I shook my head, my mane flopping against my neck, and twitched my ears, trying to see if I could catch a source of the music. "No, it's not that. Can you hear it?"

"Hear what?"

Guess that answers THAT question, I thought to myself. "Um...music, I think. Sounds like a dance tune."

Trixie cocked her head to one side, her eyes going distant as her ears perked towards the town. After a silent few minutes, she shook her head. "Nothing but some ponies warming up for later this evening. Why, what's up?"

I pondered answering her question honestly. I really did. But, back in our reality, if you admit to hearing things other people can't, that's usually the time the men with the butterfly nets and free suits with the extra long arms show up to haul you off to a padded cell. While I couldn't be certain that ponies would react in the same way, I'd rather not take that chance. That even included Trixe, who, while occasionally referring to herself in the third person, seemed canny enough to recognize someone insane when she saw them.

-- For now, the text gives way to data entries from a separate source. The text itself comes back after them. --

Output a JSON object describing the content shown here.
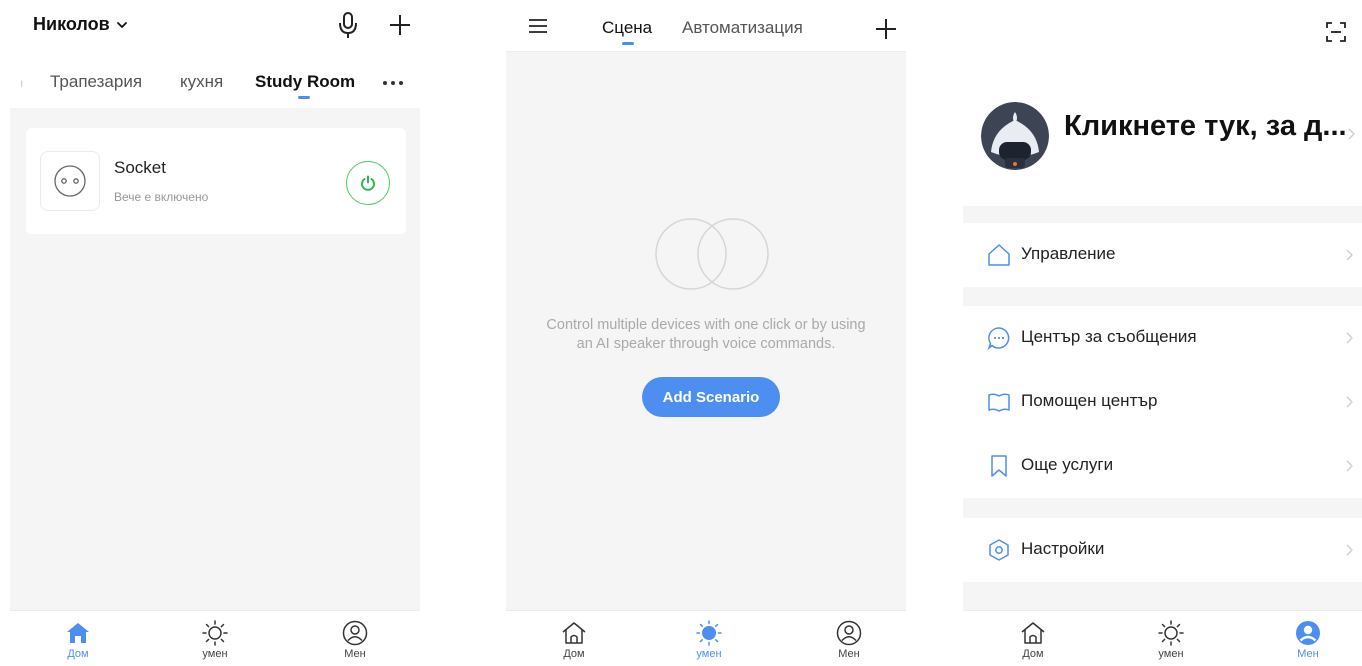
{
  "home_screen": {
    "home_name": "Николов",
    "rooms": [
      {
        "label": "Трапезария",
        "active": false
      },
      {
        "label": "кухня",
        "active": false
      },
      {
        "label": "Study Room",
        "active": true
      }
    ],
    "device": {
      "name": "Socket",
      "status": "Вече е включено",
      "icon": "socket-icon",
      "power_color": "#4cc96b"
    },
    "tabs": [
      {
        "label": "Дом",
        "icon": "home-icon",
        "active": true
      },
      {
        "label": "умен",
        "icon": "sun-icon",
        "active": false
      },
      {
        "label": "Мен",
        "icon": "profile-icon",
        "active": false
      }
    ]
  },
  "scene_screen": {
    "tabs": [
      {
        "label": "Сцена",
        "active": true
      },
      {
        "label": "Автоматизация",
        "active": false
      }
    ],
    "empty_text_line1": "Control multiple devices with one click or by using",
    "empty_text_line2": "an AI speaker through voice commands.",
    "add_button": "Add Scenario",
    "bottom_tabs": [
      {
        "label": "Дом",
        "icon": "home-outline-icon",
        "active": false
      },
      {
        "label": "умен",
        "icon": "sun-icon",
        "active": true
      },
      {
        "label": "Мен",
        "icon": "profile-icon",
        "active": false
      }
    ]
  },
  "me_screen": {
    "profile_name": "Кликнете тук, за д...",
    "menu": [
      {
        "label": "Управление",
        "icon": "house-outline-icon"
      },
      {
        "label": "Център за съобщения",
        "icon": "message-icon"
      },
      {
        "label": "Помощен център",
        "icon": "book-icon"
      },
      {
        "label": "Още услуги",
        "icon": "bookmark-icon"
      },
      {
        "label": "Настройки",
        "icon": "settings-hex-icon"
      }
    ],
    "bottom_tabs": [
      {
        "label": "Дом",
        "icon": "home-outline-icon",
        "active": false
      },
      {
        "label": "умен",
        "icon": "sun-icon",
        "active": false
      },
      {
        "label": "Мен",
        "icon": "profile-icon",
        "active": true
      }
    ]
  },
  "colors": {
    "accent": "#4d8ff0",
    "background": "#f5f5f5",
    "power_green": "#4cc96b"
  }
}
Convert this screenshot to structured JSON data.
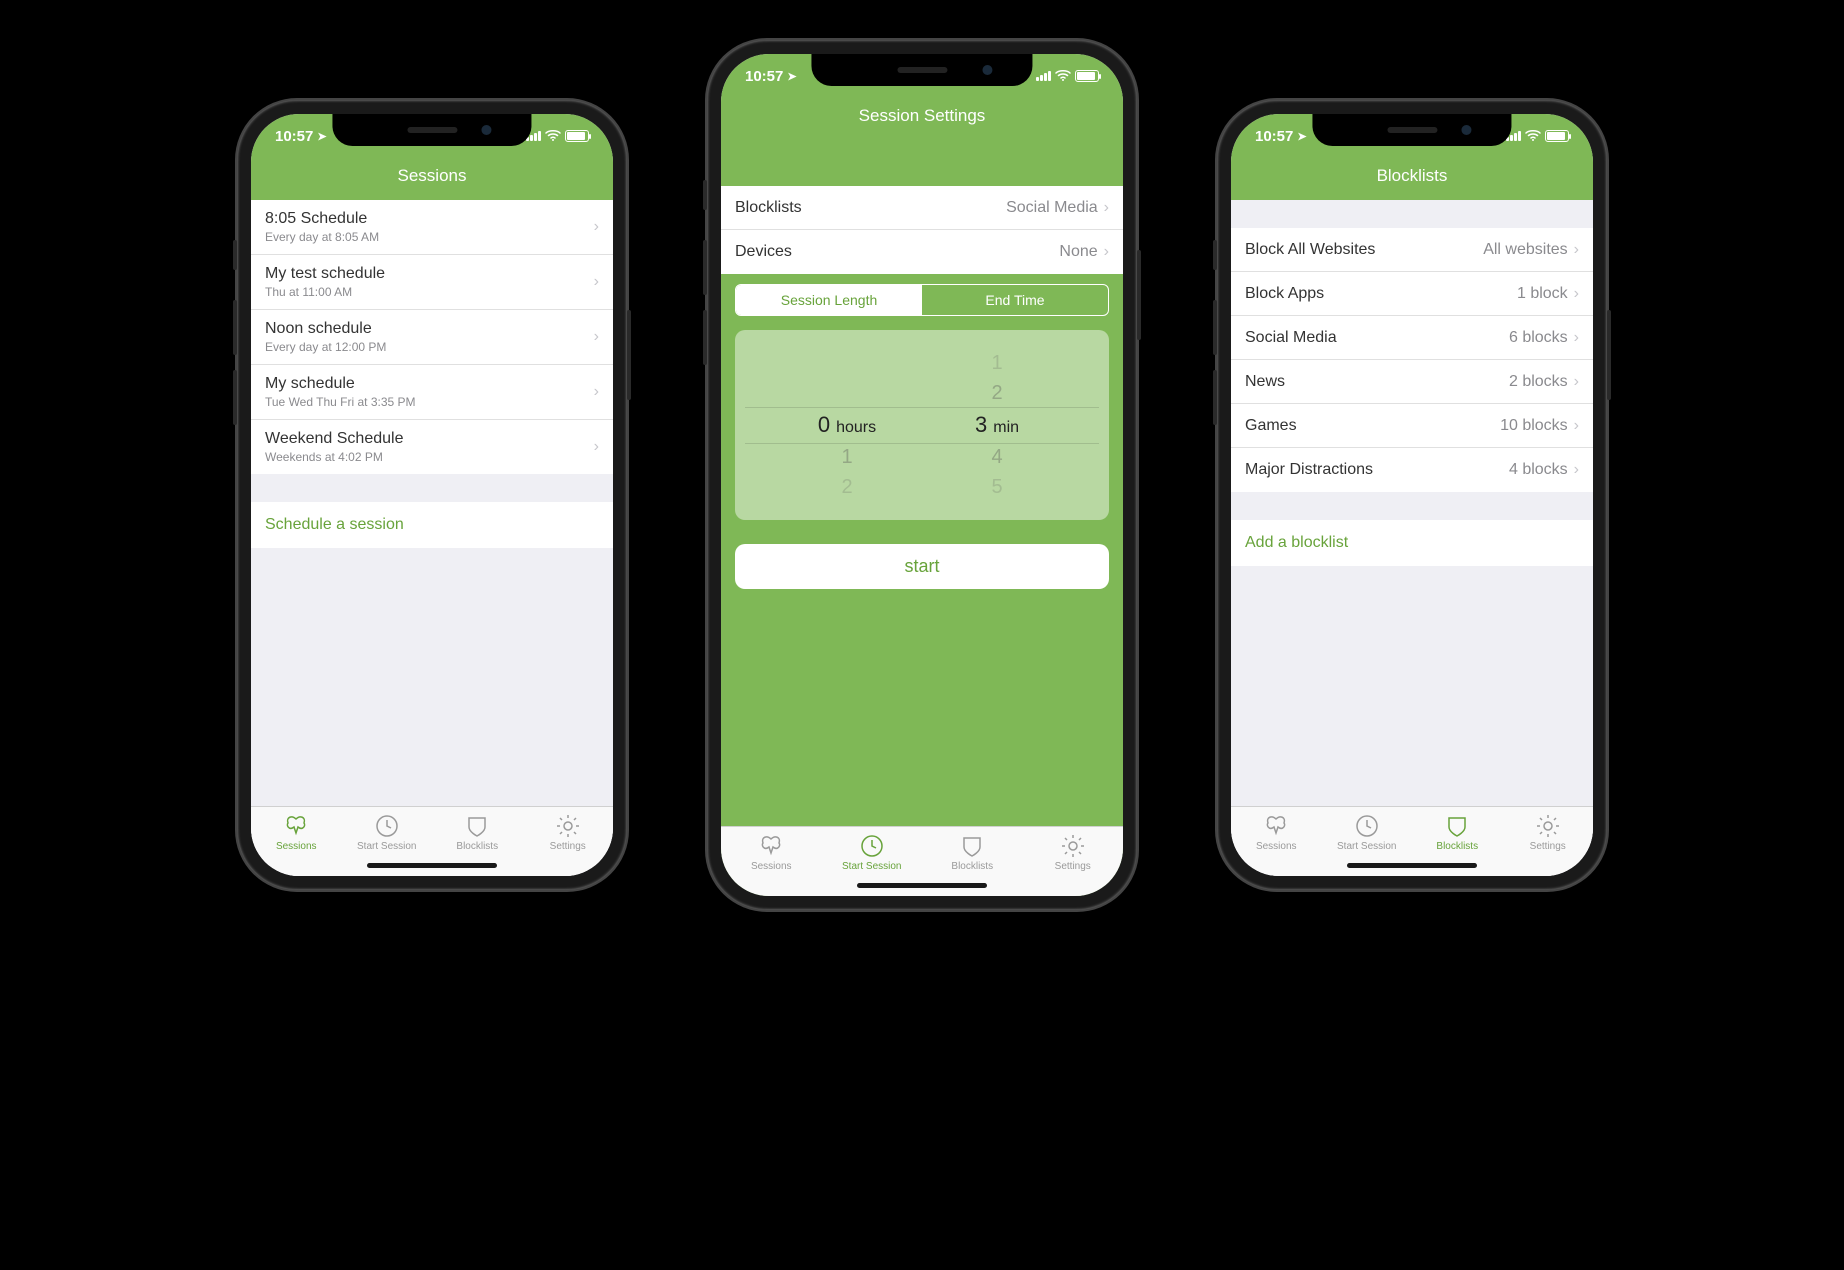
{
  "status": {
    "time": "10:57"
  },
  "colors": {
    "accent": "#7fb856",
    "accent_text": "#68a33b"
  },
  "tabs": {
    "sessions": "Sessions",
    "start": "Start Session",
    "blocklists": "Blocklists",
    "settings": "Settings"
  },
  "phone1": {
    "header": "Sessions",
    "items": [
      {
        "title": "8:05 Schedule",
        "sub": "Every day at 8:05 AM"
      },
      {
        "title": "My test schedule",
        "sub": "Thu at 11:00 AM"
      },
      {
        "title": "Noon schedule",
        "sub": "Every day at 12:00 PM"
      },
      {
        "title": "My schedule",
        "sub": "Tue Wed Thu Fri at 3:35 PM"
      },
      {
        "title": "Weekend Schedule",
        "sub": "Weekends at 4:02 PM"
      }
    ],
    "action": "Schedule a session"
  },
  "phone2": {
    "header": "Session Settings",
    "rows": {
      "blocklists_label": "Blocklists",
      "blocklists_value": "Social Media",
      "devices_label": "Devices",
      "devices_value": "None"
    },
    "segmented": {
      "length": "Session Length",
      "end": "End Time"
    },
    "picker": {
      "hours_value": "0",
      "hours_unit": "hours",
      "min_value": "3",
      "min_unit": "min",
      "h_above1": "",
      "h_above2": "",
      "h_below1": "1",
      "h_below2": "2",
      "m_above1": "1",
      "m_above2": "2",
      "m_below1": "4",
      "m_below2": "5"
    },
    "start": "start"
  },
  "phone3": {
    "header": "Blocklists",
    "items": [
      {
        "title": "Block All Websites",
        "value": "All websites"
      },
      {
        "title": "Block Apps",
        "value": "1 block"
      },
      {
        "title": "Social Media",
        "value": "6 blocks"
      },
      {
        "title": "News",
        "value": "2 blocks"
      },
      {
        "title": "Games",
        "value": "10 blocks"
      },
      {
        "title": "Major Distractions",
        "value": "4 blocks"
      }
    ],
    "action": "Add a blocklist"
  }
}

"Nothing" I lied glibly, and then quickly tried to change the subject. "Looks like a rather large party brewing."

"Yes." Trixie said flatly. "It certainly does." As if to punctuate her statement, a mushroom cloud blasted up through the center of town, the pressure seconds later blasting my mane flat against my skull. A second glance showed me that the cloud was made up of confetti, which was drifting back down to earth with a magnificent disregard of future tidying up.

It may have been my imagination, but it looked like Trixie suppressed a shudder. "Oh Celestia, she's got it running again." She said, more to herself than me.

"What was that?"

The blue unicorn shook her head, giving me a look. "You'll find out soon enough. Come on, we've got to get these fireworks into town."

With that, she shouldered past me, and I wondered, not for the first time that morning, just what I had gotten myself into.